おばちゃんも満更でもないのか頬を染めている。
「やめろコラ!!」
恥ずかしくなって蓮井を引き下がらせようとしたが、「竜也様にもこの味を味わっていただきたい」と完全に執事モードだ。
そして、蓮井は見事に隠し味の秘密であるジャガイモとレシピを手に入れた。
10コは入ってあるだろう、少し重そうな茶色の紙袋を両腕に抱えている。
「いい食材が手に入りました」
満足そうな笑顔だ。
やっぱり蓮井は、姫川のことを考えている時が一番イキイキしている気がする。
職業病だろうか、それとも…。
その先を考えると、チクリと腹にきた。
顔立ちもいいし、頭もいいし、ほぼ完璧で、柄にもなく自信をなくしてしまいそうだ。
姫川に対しての思いやりも、たぶん、オレより勝ってると思う。
オレが姫川と付き合ってるのはバレてるが、こいつは反対もしていなければ、賛成もしていない。
「なあ、本当に、オレ達と遊んで楽しいとか思ってんのか?」
気が付けば立ち止まってそんなことを聞いていた。
蓮井も立ち止まって「え?」とこちらに振り返る。
「神崎君?」
夏目と城山も怪訝な顔でオレを見た。
「姫川に言われたから、仕方なくオレ達に付き合ってるんじゃねーのか?」
姫川に言われたことはほぼ100%実行する男だ。
それが、やりたくないことでも。
本当は、嫌じゃないのだろうか。
主人を奪っちまった、オレと一緒にいることが。
「どうしてそのようなことを?」
尋ねる口元には、微笑みが浮かんでいる。
だから読めない。
主人にも読ませようとしない、その微笑み。
「だから―――…」
その時、オレの肩に通行人の腕が当たった。
早歩きしていたのか、少し痛みが走った。
「つ…っ」
「痛ってーなコラ!! 立ち止まってんじゃねーよ!!」
立ち止まって振り返るなり大声で文句を言ってきたのは、ぶつかってきた相手だった。
柄の悪そうなチンピラだ。
「あぁ!?」
ついオレも喧嘩腰になってしまう。
ガン垂れていると、そのチンピラの連れらしき男たちが集まってきた。
そのうちのひとりがオレの顔を見るなり、「あ!」と指をさす。
「こいつ、石矢魔東邦神姫の神崎一ですよ!!」
「神…崎…?」
オレにぶつかった相手の顔色が変わる。
ヤバい、と一瞬考えたのだろう。
だが、オレと夏目達を見ると、また挑発的な笑みを向けてきた。
数で勝てると踏んだからか。
「東邦神姫の神崎か…。こいつはついてるぜ。てめーブッ殺せば、オレの名もあがるってもんだ…。

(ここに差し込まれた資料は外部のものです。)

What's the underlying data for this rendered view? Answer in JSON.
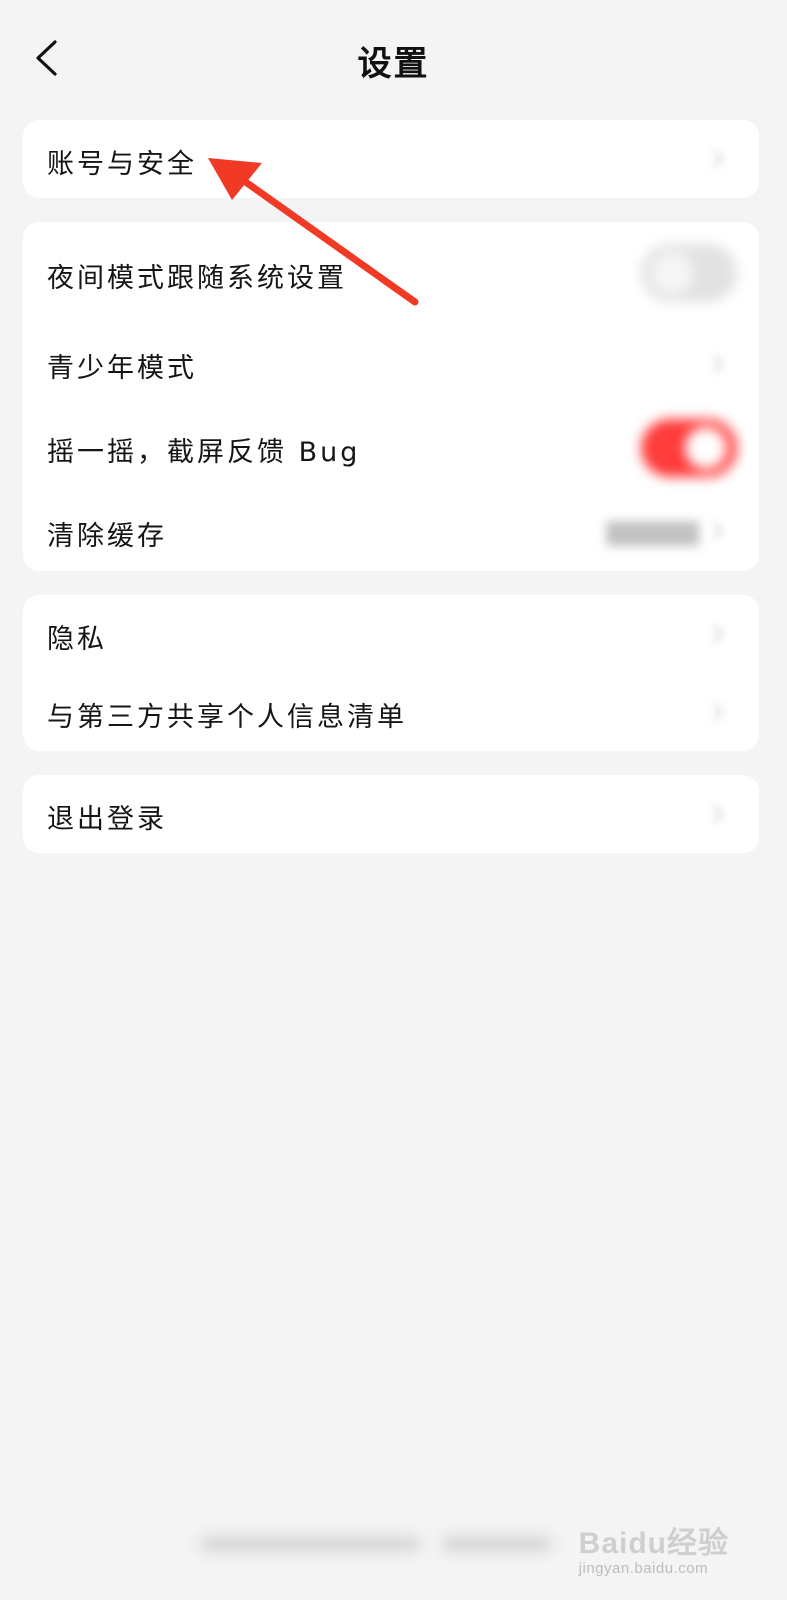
{
  "header": {
    "title": "设置",
    "back_icon": "chevron-left-icon"
  },
  "groups": [
    {
      "items": [
        {
          "label": "账号与安全",
          "control": "chevron"
        }
      ]
    },
    {
      "items": [
        {
          "label": "夜间模式跟随系统设置",
          "control": "toggle",
          "enabled": false
        },
        {
          "label": "青少年模式",
          "control": "chevron"
        },
        {
          "label": "摇一摇，截屏反馈 Bug",
          "control": "toggle",
          "enabled": true
        },
        {
          "label": "清除缓存",
          "control": "value-chevron"
        }
      ]
    },
    {
      "items": [
        {
          "label": "隐私",
          "control": "chevron"
        },
        {
          "label": "与第三方共享个人信息清单",
          "control": "chevron"
        }
      ]
    },
    {
      "items": [
        {
          "label": "退出登录",
          "control": "chevron"
        }
      ]
    }
  ],
  "annotation": {
    "icon": "red-arrow-annotation",
    "color": "#f03a25"
  },
  "watermark": {
    "main": "Baidu经验",
    "sub": "jingyan.baidu.com"
  },
  "colors": {
    "background": "#f4f4f4",
    "card": "#ffffff",
    "accent": "#ff3b3b"
  }
}
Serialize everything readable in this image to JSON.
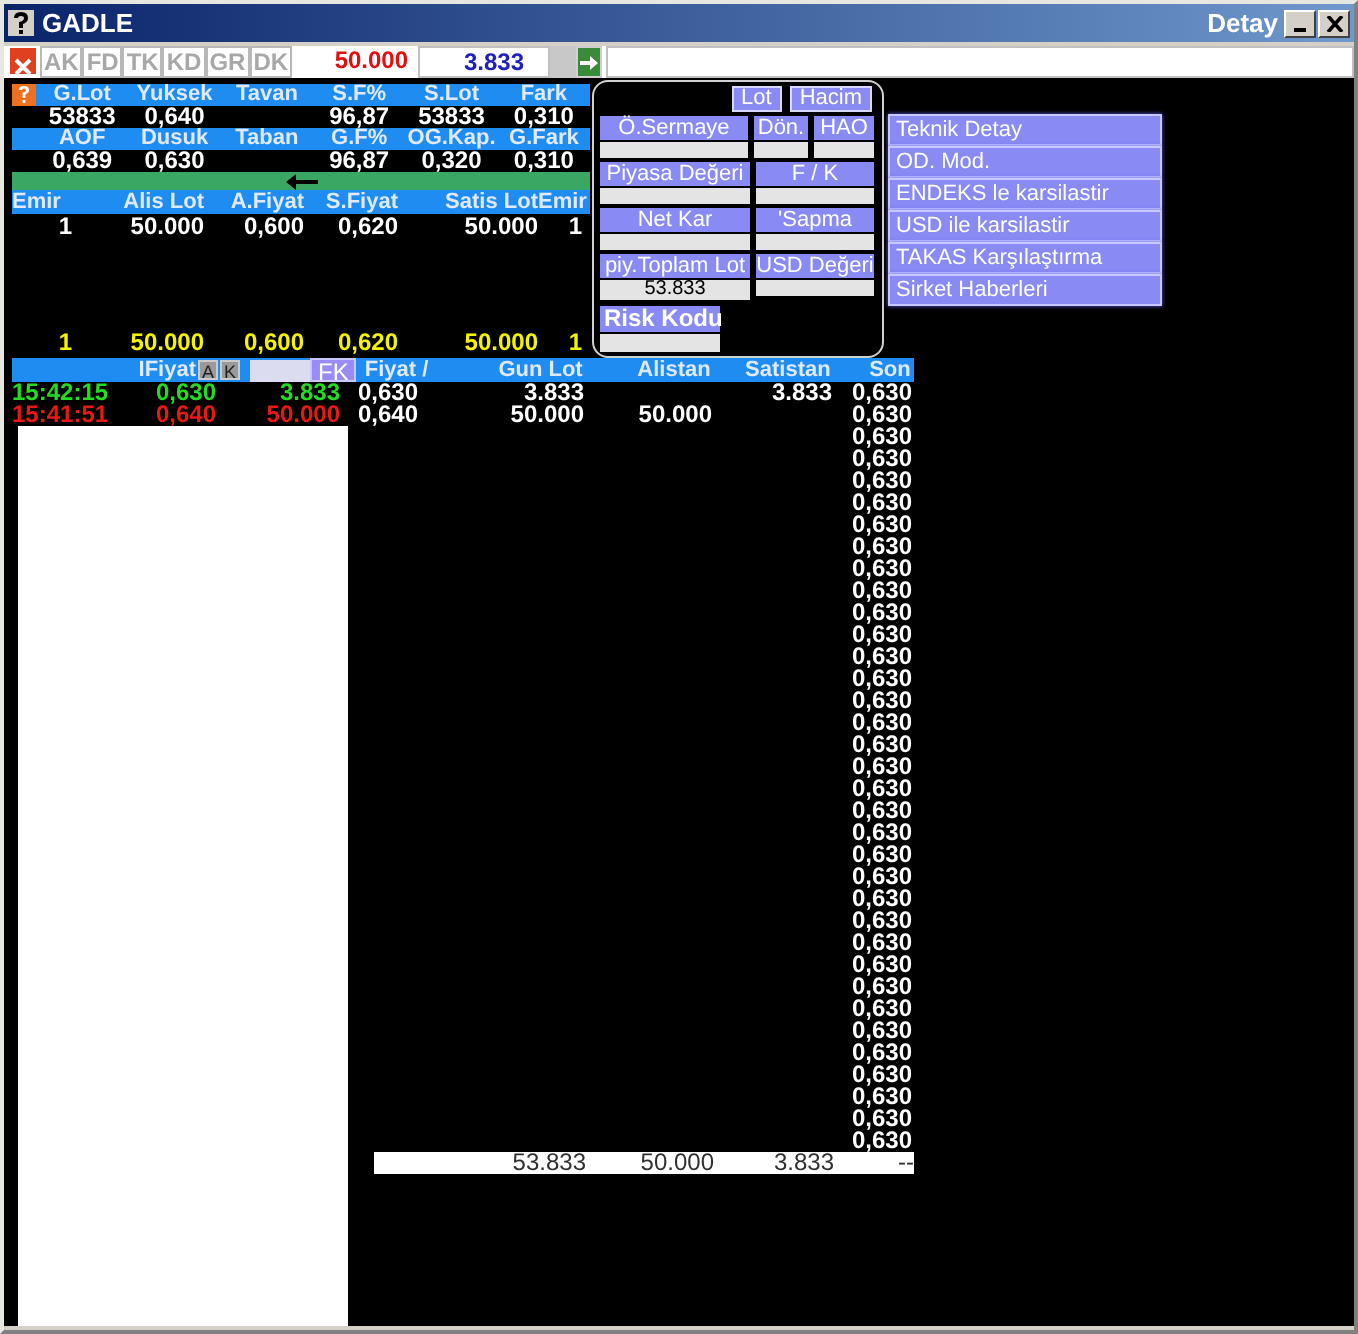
{
  "window": {
    "title": "GADLE",
    "caption_right": "Detay"
  },
  "toolbar": {
    "tabs": [
      {
        "label": "AK"
      },
      {
        "label": "FD"
      },
      {
        "label": "TK"
      },
      {
        "label": "KD"
      },
      {
        "label": "GR"
      },
      {
        "label": "DK"
      }
    ],
    "sell_amount": "50.000",
    "buy_amount": "3.833"
  },
  "stats_rows": [
    [
      {
        "label": "G.Lot",
        "value": "53833"
      },
      {
        "label": "Yuksek",
        "value": "0,640"
      },
      {
        "label": "Tavan"
      },
      {
        "label": "S.F%",
        "value": "96,87"
      },
      {
        "label": "S.Lot",
        "value": "53833"
      },
      {
        "label": "Fark",
        "value": "0,310"
      }
    ],
    [
      {
        "label": "AOF",
        "value": "0,639"
      },
      {
        "label": "Dusuk",
        "value": "0,630"
      },
      {
        "label": "Taban"
      },
      {
        "label": "G.F%",
        "value": "96,87"
      },
      {
        "label": "OG.Kap.",
        "value": "0,320"
      },
      {
        "label": "G.Fark",
        "value": "0,310"
      }
    ]
  ],
  "depth": {
    "columns": [
      "Emir",
      "Alis Lot",
      "A.Fiyat",
      "S.Fiyat",
      "Satis Lot",
      "Emir"
    ],
    "rows": [
      [
        "1",
        "50.000",
        "0,600",
        "0,620",
        "50.000",
        "1"
      ]
    ],
    "totals": [
      "1",
      "50.000",
      "0,600",
      "0,620",
      "50.000",
      "1"
    ]
  },
  "trades_header": {
    "price_label": "IFiyat",
    "buttons": [
      "A",
      "K"
    ],
    "fk": "FK"
  },
  "trades": [
    {
      "time": "15:42:15",
      "price": "0,630",
      "lot": "3.833",
      "color": "#22dd22"
    },
    {
      "time": "15:41:51",
      "price": "0,640",
      "lot": "50.000",
      "color": "#e81818"
    }
  ],
  "price_table": {
    "columns": [
      "Fiyat /",
      "Gun Lot",
      "Alistan",
      "Satistan",
      "Son"
    ],
    "rows": [
      {
        "fiyat": "0,630",
        "gun_lot": "3.833",
        "satistan": "3.833",
        "son": "0,630"
      },
      {
        "fiyat": "0,640",
        "gun_lot": "50.000",
        "alistan": "50.000",
        "son": "0,630"
      },
      {
        "son": "0,630"
      },
      {
        "son": "0,630"
      },
      {
        "son": "0,630"
      },
      {
        "son": "0,630"
      },
      {
        "son": "0,630"
      },
      {
        "son": "0,630"
      },
      {
        "son": "0,630"
      },
      {
        "son": "0,630"
      },
      {
        "son": "0,630"
      },
      {
        "son": "0,630"
      },
      {
        "son": "0,630"
      },
      {
        "son": "0,630"
      },
      {
        "son": "0,630"
      },
      {
        "son": "0,630"
      },
      {
        "son": "0,630"
      },
      {
        "son": "0,630"
      },
      {
        "son": "0,630"
      },
      {
        "son": "0,630"
      },
      {
        "son": "0,630"
      },
      {
        "son": "0,630"
      },
      {
        "son": "0,630"
      },
      {
        "son": "0,630"
      },
      {
        "son": "0,630"
      },
      {
        "son": "0,630"
      },
      {
        "son": "0,630"
      },
      {
        "son": "0,630"
      },
      {
        "son": "0,630"
      },
      {
        "son": "0,630"
      },
      {
        "son": "0,630"
      },
      {
        "son": "0,630"
      },
      {
        "son": "0,630"
      },
      {
        "son": "0,630"
      },
      {
        "son": "0,630"
      }
    ],
    "totals": {
      "gun_lot": "53.833",
      "alistan": "50.000",
      "satistan": "3.833",
      "son": "--"
    }
  },
  "detail_popup": {
    "buttons": [
      "Lot",
      "Hacim"
    ],
    "rows": [
      [
        {
          "label": "Ö.Sermaye"
        },
        {
          "label": "Dön."
        },
        {
          "label": "HAO"
        }
      ],
      [
        {
          "label": "Piyasa Değeri"
        },
        {
          "label": "F / K"
        }
      ],
      [
        {
          "label": "Net Kar"
        },
        {
          "label": "'Sapma"
        }
      ],
      [
        {
          "label": "piy.Toplam Lot",
          "value": "53.833"
        },
        {
          "label": "USD Değeri"
        }
      ]
    ],
    "risk_label": "Risk Kodu"
  },
  "menu": [
    "Teknik Detay",
    "OD. Mod.",
    "ENDEKS le karsilastir",
    "USD ile karsilastir",
    "TAKAS Karşılaştırma",
    "Sirket Haberleri"
  ]
}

ここじゃなんだし、ツラ貸せよ。なあ?」
「典型的な誘い文句使ってんじゃねーよ。言っとくが、オレにそうやって吹っかけたヤロウは泣いて謝ったぜ?」
「神崎様…」
「下がってろ、蓮井。男の遊びってのを見せてやるからよ。姫川のこと思うんなら、てめーは絶対に手ぇ出すんじゃねーぞ」
姫川はオレを信用して蓮井をオレに預けたんだ。
蓮井に何かあったら、どっちも笑えねえからな。
ここまで付き合わせる必要なんてねーんだ。